June 7, 2018
Federal scientists are predicting an average dead zone this summer in the Gulf of Mexico. But they note that this would still be three times greater than the long-term goal for reducing the size of the largely human-caused area where there’s too little oxygen to support marine life.
The National Oceanic and Atmospheric Administration predicts this year’s will cover about 5,780 square miles (15,000 square kilometers), or about the size of Connecticut. The 33-year average is about 5,460 square miles (14,100 square kilometers) off the Louisiana and east Texas coasts.
Two Louisiana scientists are predicting a larger hypoxic zone — 6,620 square miles (17,250 square kilometers), or slightly larger than the state of Vermont. A tropical storm within the two weeks before the annual mapping cruise would reduce its size by about 30 percent, to less than 4,700 square miles (12,200 square kilometers), said Nancy Rabalais of the Louisiana Universities Marine Consortium and R. Eugene Turner at Louisiana State University.
Last year’s dead zone was the largest ever measured, at 8,776 square miles (22,720 square kilometers).
Louisiana’s hypoxic zone is among more than 500 worldwide, and is the second-largest caused by people, Rabalais and Turner said.
NOAA’s news release said the federal agency is making independent predictions for the first time, after years of working with four universities.

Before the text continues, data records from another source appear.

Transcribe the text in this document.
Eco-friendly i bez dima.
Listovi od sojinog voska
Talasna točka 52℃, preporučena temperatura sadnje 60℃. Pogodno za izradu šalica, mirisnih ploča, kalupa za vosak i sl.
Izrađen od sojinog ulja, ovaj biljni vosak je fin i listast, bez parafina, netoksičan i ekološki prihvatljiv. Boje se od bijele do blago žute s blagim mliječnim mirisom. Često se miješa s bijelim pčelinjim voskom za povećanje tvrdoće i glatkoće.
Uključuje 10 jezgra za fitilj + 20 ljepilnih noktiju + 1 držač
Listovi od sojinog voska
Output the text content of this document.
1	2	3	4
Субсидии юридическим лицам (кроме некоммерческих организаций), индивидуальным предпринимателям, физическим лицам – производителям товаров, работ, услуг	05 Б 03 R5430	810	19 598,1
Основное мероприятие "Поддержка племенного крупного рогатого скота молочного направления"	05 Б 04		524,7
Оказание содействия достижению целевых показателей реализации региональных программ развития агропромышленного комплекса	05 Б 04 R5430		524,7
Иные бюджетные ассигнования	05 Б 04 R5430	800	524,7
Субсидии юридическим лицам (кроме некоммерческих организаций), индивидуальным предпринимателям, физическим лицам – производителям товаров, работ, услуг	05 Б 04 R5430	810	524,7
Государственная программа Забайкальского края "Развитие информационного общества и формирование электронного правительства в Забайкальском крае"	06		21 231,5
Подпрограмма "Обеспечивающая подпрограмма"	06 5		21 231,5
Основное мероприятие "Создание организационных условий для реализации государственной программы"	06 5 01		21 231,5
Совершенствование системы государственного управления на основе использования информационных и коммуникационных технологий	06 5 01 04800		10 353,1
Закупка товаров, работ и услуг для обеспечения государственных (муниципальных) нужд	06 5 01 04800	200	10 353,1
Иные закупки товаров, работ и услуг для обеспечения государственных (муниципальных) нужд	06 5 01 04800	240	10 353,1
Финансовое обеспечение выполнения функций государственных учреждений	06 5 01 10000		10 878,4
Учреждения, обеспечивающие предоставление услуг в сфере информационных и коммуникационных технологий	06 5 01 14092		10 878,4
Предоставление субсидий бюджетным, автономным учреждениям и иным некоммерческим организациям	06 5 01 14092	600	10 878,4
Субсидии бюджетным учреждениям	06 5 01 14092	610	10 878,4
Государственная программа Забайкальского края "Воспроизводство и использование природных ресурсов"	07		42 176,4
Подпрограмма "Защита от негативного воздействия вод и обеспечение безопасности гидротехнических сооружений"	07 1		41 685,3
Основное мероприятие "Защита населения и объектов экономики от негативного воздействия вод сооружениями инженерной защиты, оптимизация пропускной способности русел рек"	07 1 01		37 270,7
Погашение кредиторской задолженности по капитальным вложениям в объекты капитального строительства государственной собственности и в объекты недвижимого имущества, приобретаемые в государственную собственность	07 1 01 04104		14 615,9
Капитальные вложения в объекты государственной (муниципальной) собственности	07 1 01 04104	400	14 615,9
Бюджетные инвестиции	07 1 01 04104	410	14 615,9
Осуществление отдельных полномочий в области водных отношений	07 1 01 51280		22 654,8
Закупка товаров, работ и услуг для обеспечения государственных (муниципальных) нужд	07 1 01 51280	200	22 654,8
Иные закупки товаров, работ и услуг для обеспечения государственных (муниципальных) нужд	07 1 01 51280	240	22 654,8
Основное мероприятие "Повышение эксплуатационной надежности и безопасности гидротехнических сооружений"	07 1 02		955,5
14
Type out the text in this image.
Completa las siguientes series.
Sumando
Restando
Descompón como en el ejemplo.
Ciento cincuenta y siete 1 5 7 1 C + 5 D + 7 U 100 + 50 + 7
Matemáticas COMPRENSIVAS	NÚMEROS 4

The forecasts are based on nitrogen runoff and river discharge data from the U.S. Geological Survey. Nitrogen and phosphorus carried down the Mississippi River feed plankton blooms that die and sink to the bottom, where their decay uses oxygen.
“The bottom line is that we will never reach the long-term target until more serious actions are taken to reduce the loss of Midwest fertilizers into the Mississippi River system,” said aquatic ecologist Don Scavia, professor emeritus of environment and sustainability at University of Michigan. The university’s model is one of those contributing to NOAA’s.
The smallest measurements were during or after droughts: 1,696 square miles (4,393 square kilometers) in 2000 and 15 square miles (39 square kilometers) in 1988.
The forecast also assumes that the weather is normal before LUMCON’s annual survey, which is underwritten by NOAA. Hurricanes or tropical storms stir up the water, adding oxygen and reducing the size of the dead zone.
A national action plan calls for reducing such runoff so that the dead zone shrinks by two-thirds, to 1,950 square miles (5,000 square kilometers) by 2035. That would require cutting the amount of nitrogen flowing into the river by 59 percent, according to a study published online last year in Proceedings of the National Academy of Sciences.